Bei der Staatsangehörigkeitsehe wird die Ehe nur zu dem Zweck eingegangen, dem Ehepartner die Staatsangehörigkeit des anderen Ehepartners zu verschaffen.
Die Voraussetzung dafür, daß ein Ausländer mit einem Deutschen die Ehe eingehen darf, richtet sich ausschließlich nach dem Heimatrecht des Ausländers. Dies ergibt sich aus Art. 13 Abs.1 EGBGB. Gemäß § 10 EheG wird dazu von dem ausländischen Verlobten ein Ehefähigkeitszeugnis seines Heimatlandes gefordert, aus dem sich ergibt, daß der Ehe kein Hindernis entgegensteht. Eine Befreiung von der Vorlage eines Ehefähigkeitszeugnisses ist gemäß § 10 Abs.2 EheG durch den Oberlandesgerichtspräsidenten möglich.11
In den letzten Jahrzehnten ging es vorallem um Ehen unerwünschter Ausländer, die hofften, mittels eines deutschen Ehepartners eine Aufenthaltserlaubnis zu erlangen.12
D. Die rechtliche Behandlung von Scheinehen
I. Welche Folgen hat die Eingehung einer Scheinehe?
Die Scheinehe könnte einen Mißbrauch der Institution Ehe darstellen, weil sie ausschließlich aus Gründen geschlossen wird, die mit den Grundprinzipien der Ehe nicht vereinbar sind, wie z.B. zur Erlangung der Aufenthaltserlaubnis.
Aus diesem Grund wirft die Scheinehe zunächst die Frage auf, ob solche Ehen wirksam, nichtig oder aufhebbar sind:
Fraglich ist, ob man einen Nichtigkeits- oder Aufhebungsgrund der Scheinehe aus dem EheG herleiten kann. Die Gründe, aus denen eine Ehe für nichtig erklärt oder aufgehoben werden kann, sind im Gesetz erschöpfend aufgezählt, §§ 16, 28 EheG. Bei den Nichtigkeits- und Aufhebungsgründen, §§ 16, 28 EheG, wird die Scheinehe nicht mehr mit aufgeführt. Demnach sind diese Abschnitte des Ehegesetztes mit ihren Rechtsfolgen nicht auf die Scheinehe anwendbar. Somit ist ein allgmeines Ehehindernis des Mißbrauchs, dem deutschen Eherecht fremd.13
Zu klären ist nun, ob eventuell die Vorschriften des BGB einschlägig sein könnten. Nach § 117 Abs.1 BGB ist das Scheingeschäft nichtig, weil den Parteien der Rechtsbindungswille fehlt.14 Es kann dahin stehen, ob wegen diesem fehlenden Rechtsbindungswillen, beim Eingehen der Scheinehe, von einem Scheingeschäft i.S. von § 117 Abs.1 BGB auszugehen wäre, denn §117 Abs.1 BGB ist nicht auf die Eheschließung anwendbar, da die Nichtigkeitsgründe im EheG abschließend aufgezählt sind.15 Somit wird § 117 Abs.1 BGB nach ganz h.M.16von § 16 EheG ausgeschlossen.
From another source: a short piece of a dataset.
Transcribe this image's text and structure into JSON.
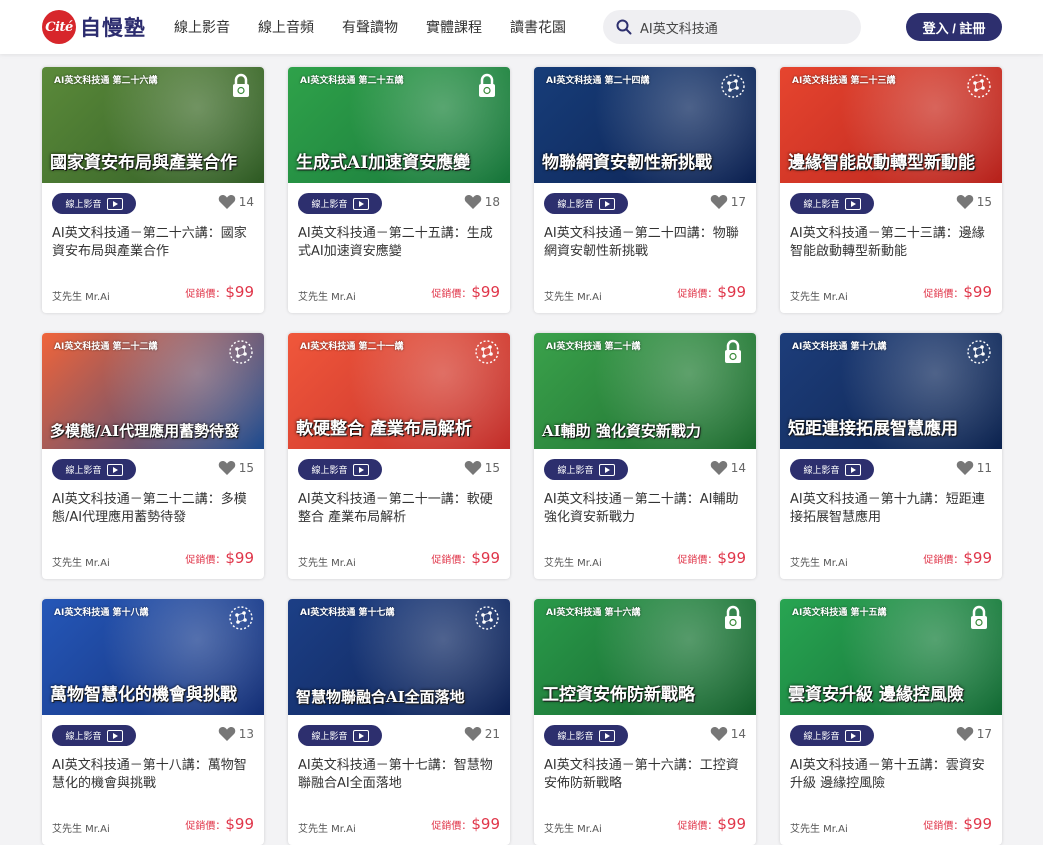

Ebenso kann dahin stehen, ob der dem anderen bekannte Wille, eines Verlobten, die Ehe nur deshalb eingehen zu wollen, um z. B. eine Aufenthaltserlaubnis zu erlangen, als Vorbehalt i.S. des § 116 BGB gewertet werden kann, weil auch § 116 BGB, aus den gleichen Gründen wie § 117 Abs.1 BGB, auf den Eheschließungswillen nicht anwendbar ist.17Aus den gleichen Gründen ist auch das sittenwidrige Rechtsgeschäft gem. § 138 BGB nicht auf die Eheschließung anwendbar.18
Somit finden die Vorschriften des BGB keine Anwendung, da das Ehegesetz als lex specialis gilt.
Zu klären ist nun noch, inwieweit § 13 Abs. 2 EheG der Schließung einer Scheinehe entgegenstehen könnte. Nach § 13 EheG können die Erklärungen der Verlobten, die Ehe miteinander eingehen zu wollen, nicht unter einer Bedingung oder einer Zeitbestimmung abgegeben werden.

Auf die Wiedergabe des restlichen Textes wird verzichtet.